“He is leaving me here, God knows why, when he might have had promotion...”
Princess Mary did not listen to the end, but continuing her train of thought turned to her sister-in-law with a tender glance at her figure.
“Is it certain?” she said.
The face of the little princess changed. She sighed and said: “Yes, quite certain. Ah! it is very dreadful...”
Her lip descended. She brought her face close to her sister-in-law’s and unexpectedly again began to cry.
“She needs rest,” said Prince Andrew with a frown. “Don’t you, Lise? Take her to your room and I’ll go to Father. How is he? Just the same?”
“Yes, just the same. Though I don’t know what your opinion will be,” answered the princess joyfully.
“And are the hours the same? And the walks in the avenues? And the lathe?” asked Prince Andrew with a scarcely perceptible smile which showed that, in spite of all his love and respect for his father, he was aware of his weaknesses.
“The hours are the same, and the lathe, and also the mathematics and my geometry lessons,” said Princess Mary gleefully, as if her lessons in geometry were among the greatest delights of her life.

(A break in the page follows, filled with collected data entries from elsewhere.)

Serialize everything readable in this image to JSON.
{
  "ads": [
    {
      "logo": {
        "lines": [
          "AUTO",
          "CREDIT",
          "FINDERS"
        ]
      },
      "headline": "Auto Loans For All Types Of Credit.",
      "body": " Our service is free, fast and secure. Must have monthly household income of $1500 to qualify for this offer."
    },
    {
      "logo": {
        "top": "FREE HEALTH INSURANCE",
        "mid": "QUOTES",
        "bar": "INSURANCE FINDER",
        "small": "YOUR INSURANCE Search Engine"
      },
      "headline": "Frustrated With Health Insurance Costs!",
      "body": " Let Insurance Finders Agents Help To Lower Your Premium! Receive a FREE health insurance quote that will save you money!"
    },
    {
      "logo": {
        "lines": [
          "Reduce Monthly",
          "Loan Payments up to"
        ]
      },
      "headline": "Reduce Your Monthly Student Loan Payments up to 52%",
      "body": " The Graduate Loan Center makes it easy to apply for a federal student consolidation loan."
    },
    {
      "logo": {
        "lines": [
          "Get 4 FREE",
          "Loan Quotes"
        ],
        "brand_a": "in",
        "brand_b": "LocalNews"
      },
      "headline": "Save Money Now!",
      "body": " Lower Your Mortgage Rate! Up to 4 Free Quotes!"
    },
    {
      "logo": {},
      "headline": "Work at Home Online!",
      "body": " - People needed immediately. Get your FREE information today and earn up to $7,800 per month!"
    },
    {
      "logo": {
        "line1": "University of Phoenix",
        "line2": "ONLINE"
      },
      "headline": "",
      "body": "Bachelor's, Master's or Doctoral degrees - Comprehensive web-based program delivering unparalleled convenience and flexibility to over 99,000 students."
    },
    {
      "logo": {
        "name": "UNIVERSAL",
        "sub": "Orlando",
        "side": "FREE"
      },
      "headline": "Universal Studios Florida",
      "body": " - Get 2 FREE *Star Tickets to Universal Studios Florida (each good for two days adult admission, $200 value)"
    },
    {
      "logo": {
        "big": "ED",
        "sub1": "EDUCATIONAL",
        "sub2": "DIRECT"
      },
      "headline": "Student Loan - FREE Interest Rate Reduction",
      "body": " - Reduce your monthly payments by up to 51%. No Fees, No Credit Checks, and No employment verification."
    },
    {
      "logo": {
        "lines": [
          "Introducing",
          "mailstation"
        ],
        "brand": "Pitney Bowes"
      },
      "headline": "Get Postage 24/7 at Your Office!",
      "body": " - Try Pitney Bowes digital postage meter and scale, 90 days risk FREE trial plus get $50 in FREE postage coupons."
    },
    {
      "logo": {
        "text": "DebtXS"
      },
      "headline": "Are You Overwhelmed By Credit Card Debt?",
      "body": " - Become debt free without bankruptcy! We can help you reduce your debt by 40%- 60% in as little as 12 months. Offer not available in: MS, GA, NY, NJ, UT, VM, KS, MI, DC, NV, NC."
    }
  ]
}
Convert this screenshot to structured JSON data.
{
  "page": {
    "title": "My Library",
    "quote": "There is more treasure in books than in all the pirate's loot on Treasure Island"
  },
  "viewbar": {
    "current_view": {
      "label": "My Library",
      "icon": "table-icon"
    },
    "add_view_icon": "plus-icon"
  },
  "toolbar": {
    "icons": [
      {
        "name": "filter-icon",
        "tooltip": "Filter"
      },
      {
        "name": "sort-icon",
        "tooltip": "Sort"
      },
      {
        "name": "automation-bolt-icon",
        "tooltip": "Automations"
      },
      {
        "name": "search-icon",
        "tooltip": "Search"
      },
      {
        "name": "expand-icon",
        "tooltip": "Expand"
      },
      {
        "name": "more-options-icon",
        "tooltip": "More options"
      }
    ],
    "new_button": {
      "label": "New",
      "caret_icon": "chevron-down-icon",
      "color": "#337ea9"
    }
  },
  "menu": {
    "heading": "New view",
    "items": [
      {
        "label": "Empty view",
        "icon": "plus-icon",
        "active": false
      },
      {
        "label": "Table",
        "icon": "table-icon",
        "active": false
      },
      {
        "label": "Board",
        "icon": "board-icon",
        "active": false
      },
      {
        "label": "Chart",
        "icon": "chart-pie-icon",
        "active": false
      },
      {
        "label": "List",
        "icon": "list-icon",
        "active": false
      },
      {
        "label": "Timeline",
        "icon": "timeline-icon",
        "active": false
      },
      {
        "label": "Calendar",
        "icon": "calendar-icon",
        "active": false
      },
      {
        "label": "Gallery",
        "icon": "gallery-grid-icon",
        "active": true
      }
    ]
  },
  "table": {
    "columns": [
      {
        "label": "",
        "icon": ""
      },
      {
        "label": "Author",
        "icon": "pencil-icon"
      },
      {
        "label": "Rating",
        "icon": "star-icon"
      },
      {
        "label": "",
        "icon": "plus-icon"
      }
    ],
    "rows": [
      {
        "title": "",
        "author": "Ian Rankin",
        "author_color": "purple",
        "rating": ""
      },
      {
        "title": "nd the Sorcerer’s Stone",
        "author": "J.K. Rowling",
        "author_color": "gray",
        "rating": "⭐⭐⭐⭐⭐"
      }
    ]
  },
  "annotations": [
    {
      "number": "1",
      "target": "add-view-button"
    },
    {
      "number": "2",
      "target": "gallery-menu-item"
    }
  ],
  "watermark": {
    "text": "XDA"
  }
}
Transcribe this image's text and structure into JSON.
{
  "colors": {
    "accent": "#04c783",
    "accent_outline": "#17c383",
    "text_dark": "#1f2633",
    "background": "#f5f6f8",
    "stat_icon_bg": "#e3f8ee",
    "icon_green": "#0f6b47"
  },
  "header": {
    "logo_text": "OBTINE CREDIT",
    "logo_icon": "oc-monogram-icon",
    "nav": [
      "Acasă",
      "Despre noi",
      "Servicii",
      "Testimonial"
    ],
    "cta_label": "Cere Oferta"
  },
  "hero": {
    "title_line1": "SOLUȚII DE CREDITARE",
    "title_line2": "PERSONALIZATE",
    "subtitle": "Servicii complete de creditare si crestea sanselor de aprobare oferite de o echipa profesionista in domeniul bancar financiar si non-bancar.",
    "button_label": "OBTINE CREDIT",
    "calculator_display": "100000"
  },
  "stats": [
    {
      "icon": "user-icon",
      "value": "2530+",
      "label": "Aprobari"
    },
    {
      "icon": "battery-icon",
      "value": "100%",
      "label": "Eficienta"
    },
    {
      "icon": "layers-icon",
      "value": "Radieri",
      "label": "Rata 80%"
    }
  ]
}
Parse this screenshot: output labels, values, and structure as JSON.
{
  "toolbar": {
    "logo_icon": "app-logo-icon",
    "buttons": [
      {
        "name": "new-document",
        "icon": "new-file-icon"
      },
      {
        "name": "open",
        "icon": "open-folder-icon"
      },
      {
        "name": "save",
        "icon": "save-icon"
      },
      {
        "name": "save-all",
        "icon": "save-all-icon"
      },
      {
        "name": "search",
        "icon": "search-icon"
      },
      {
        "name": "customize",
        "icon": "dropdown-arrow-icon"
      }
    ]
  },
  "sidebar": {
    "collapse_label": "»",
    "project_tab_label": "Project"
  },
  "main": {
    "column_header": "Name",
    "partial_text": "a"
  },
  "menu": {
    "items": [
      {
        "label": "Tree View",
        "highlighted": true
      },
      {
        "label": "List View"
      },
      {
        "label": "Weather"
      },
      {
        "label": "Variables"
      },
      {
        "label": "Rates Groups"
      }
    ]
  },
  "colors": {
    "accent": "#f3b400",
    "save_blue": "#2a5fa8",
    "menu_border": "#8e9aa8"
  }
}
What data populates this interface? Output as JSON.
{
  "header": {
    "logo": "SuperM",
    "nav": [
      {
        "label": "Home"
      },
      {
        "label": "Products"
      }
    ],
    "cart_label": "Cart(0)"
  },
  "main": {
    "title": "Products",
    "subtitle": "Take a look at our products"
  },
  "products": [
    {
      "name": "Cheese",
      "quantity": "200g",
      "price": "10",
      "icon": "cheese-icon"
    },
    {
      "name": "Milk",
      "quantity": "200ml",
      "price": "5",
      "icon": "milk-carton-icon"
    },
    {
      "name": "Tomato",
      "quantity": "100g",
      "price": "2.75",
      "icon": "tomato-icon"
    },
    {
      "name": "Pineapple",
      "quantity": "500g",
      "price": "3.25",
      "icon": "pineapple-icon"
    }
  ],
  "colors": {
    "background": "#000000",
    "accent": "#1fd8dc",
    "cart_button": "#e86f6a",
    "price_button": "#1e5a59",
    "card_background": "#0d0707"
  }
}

When the twenty minutes had elapsed and the time had come for the old prince to get up, Tíkhon came to call the young prince to his father. The old man made a departure from his usual routine in honor of his son’s arrival: he gave orders to admit him to his apartments while he dressed for dinner. The old prince always dressed in old-fashioned style, wearing an antique coat and powdered hair; and when Prince Andrew entered his father’s dressing room (not with the contemptuous look and manner he wore in drawing rooms, but with the animated face with which he talked to Pierre), the old man was sitting on a large leather-covered chair, wrapped in a powdering mantle, entrusting his head to Tíkhon.